Desde el siglo XI los holandeses comenzaron la construcción de diques para controlar las crecidas de las aguas y el embate de las mareas. También iniciaron un proceso lento pero imparable de desecación de ciertas zonas, para ganar territorio a los elementos, al destino. Mediante primitivos sistemas mecánicos, como los molinos de agua, consiguieron crear nuevas tierras, denominadas pólders, para cultivar y para criar ganado. Nueva tierra firme donde sólo había agua.

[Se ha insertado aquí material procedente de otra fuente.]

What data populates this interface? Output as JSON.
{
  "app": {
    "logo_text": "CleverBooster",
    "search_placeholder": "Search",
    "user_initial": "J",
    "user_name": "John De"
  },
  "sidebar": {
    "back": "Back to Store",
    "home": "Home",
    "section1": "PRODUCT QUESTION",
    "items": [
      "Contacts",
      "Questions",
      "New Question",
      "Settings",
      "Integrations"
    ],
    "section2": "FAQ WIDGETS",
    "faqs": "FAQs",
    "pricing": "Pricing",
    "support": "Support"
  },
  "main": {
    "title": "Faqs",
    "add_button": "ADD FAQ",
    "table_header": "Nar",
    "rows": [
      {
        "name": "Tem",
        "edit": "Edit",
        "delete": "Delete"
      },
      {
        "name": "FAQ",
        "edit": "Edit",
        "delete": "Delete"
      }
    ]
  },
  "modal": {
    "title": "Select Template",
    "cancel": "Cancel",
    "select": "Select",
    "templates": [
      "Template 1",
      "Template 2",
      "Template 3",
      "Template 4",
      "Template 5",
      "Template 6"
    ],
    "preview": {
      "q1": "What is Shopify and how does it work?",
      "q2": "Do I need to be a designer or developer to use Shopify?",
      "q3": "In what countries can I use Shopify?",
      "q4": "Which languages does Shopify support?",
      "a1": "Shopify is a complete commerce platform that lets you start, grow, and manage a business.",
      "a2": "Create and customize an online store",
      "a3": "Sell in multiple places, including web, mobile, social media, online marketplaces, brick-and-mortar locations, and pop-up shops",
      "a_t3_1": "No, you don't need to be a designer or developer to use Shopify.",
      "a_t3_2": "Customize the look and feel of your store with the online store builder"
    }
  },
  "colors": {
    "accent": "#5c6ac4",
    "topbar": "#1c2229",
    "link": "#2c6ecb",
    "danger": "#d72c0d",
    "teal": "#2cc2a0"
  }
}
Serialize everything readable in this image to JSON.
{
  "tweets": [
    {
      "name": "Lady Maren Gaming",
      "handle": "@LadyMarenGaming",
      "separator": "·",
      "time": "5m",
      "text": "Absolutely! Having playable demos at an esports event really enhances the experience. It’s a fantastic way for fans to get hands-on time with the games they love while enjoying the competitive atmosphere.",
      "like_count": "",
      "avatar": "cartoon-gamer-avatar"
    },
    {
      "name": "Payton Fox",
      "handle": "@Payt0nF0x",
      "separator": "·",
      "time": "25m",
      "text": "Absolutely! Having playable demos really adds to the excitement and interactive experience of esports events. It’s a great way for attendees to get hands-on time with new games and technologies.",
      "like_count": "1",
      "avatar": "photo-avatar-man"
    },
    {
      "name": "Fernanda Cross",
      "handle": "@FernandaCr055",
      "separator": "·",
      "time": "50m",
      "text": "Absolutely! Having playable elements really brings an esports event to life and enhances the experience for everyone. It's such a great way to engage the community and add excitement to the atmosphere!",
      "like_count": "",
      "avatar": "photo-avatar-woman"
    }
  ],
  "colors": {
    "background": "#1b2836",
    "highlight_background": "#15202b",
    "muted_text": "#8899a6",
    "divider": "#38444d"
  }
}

Al principio estas conquistas eran modestas. Limitadas a dispersas zonas antes pantanosas o cruzadas por ríos. Circunscritas a porciones de litoral costero relativamente asequible. No obstante, los holandeses aprendieron. Y lo hicieron paulatinamente, perfeccionando las técnicas. Llevados de una mano por la ciencia y de la otra por la tecnología. Pero sin abandonar su rumbo, que les fue llevando a ampliar la frontera de su país desde dentro.
El Zuiderzee (’Mar sureño’) era la parte del Mar del Norte que se introducía como una gran lengua en el territorio holandés. El sueño de hacer de él tierra aprovechable era antiguo. Y aunque los pescadores de las localidades ribereñas se oponían, viendo en ello el fin de su modo de vida, en el siglo XIX esta idea se consolidó con la creación de la Sociedad del Zuiderzee en 1886, que empezó a estudiar el proyecto.
Holanda se puso a trabajar en separar el Zuiderzee del resto del Mar del Norte. Era la gran batalla. Junio de 1920. El enfrentamiento final contra el poder de un dios marino, nórdico y salvaje. Sin embargo, y pese a la envergadura de la empresa y a los medios limitados de que disponían entonces, los holandeses contaban con dos armas esenciales. Dos armas que les iban a proporcionar la victoria final: La determinación y las Islas Frisias Occidentales, o Islas Wadden.